The International Paralympic Committee's (IPC) "I'm Possible" programme has been rolled out in Armenia.
The scheme, spearheaded by the IPC's development arm the Agitos Foundation, aims to inspire young people between the ages of six and 12.
A "toolkit" of educational resources is used to help engage the youngsters with the Paralympic Movement.
Ruzanna Sargsyan, the secretary general of the Armenian National Paralympic Committee, has led the project in her country.
It has supplemented a previous grant which the organisation was awarded to promote Para-sport.
A Para-sport festival is one way the I'm Possible initiative has been put into use.
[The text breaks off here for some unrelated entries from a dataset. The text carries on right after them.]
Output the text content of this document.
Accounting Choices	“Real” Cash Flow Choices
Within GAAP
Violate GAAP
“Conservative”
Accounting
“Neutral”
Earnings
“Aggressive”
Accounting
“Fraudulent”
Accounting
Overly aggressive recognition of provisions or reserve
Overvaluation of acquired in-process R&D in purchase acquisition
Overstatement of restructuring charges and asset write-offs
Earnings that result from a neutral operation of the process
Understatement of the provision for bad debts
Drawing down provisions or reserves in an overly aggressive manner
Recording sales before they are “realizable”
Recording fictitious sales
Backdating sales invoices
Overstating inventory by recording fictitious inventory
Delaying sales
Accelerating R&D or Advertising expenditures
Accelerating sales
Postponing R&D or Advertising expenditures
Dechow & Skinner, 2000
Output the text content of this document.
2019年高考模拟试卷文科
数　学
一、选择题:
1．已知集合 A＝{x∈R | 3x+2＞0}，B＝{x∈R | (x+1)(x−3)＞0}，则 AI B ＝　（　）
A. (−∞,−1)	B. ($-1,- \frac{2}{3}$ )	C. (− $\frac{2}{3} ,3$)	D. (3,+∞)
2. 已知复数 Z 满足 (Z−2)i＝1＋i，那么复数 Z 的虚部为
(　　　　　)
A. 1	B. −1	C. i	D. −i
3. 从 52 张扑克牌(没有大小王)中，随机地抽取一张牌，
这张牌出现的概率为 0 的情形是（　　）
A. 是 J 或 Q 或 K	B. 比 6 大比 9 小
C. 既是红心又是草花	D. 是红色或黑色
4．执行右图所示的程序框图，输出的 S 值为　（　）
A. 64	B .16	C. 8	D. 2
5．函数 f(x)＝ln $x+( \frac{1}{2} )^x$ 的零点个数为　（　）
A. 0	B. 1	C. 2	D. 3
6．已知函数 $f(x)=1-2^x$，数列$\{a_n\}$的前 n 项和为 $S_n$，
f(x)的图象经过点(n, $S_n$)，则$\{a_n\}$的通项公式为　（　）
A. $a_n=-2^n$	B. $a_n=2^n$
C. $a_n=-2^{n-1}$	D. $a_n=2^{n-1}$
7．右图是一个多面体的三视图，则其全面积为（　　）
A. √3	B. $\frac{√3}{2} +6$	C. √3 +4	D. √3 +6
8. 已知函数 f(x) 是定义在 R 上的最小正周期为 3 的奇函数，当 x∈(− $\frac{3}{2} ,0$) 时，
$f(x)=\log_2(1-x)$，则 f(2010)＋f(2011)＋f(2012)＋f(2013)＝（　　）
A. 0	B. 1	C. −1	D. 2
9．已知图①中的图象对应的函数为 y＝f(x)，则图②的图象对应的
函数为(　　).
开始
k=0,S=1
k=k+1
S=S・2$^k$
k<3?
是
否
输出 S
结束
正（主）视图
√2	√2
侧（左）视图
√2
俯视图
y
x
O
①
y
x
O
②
"Everyone participates in the project with excitement and great interest," Sargsyan said.
"The most exciting thing is that they started to think about the abilities of people with disabilities and very often express the idea of equal opportunities and equality.
"They understood that human abilities have no limits.
"I would like to extend a big thank you to the Agitos Foundation for financial support to this project and for the I'm Possible toolkit."
Armenia has never won a Paralympic medal at either the Summer or Winter editions.
The country debuted at Atlanta 1996 following independence from the Soviet Union.
They sent a team of two women to Rio 2016 in September - powerlifter Greta Vardanyan and swimmer Maga Hovakimyan.
Mher Avanesyan has represented the country at both the Summer and Winter Paralympics, in sailing and Alpine skiing.
He had both arms amputated aged seven after touching a high-voltage wire at a power station.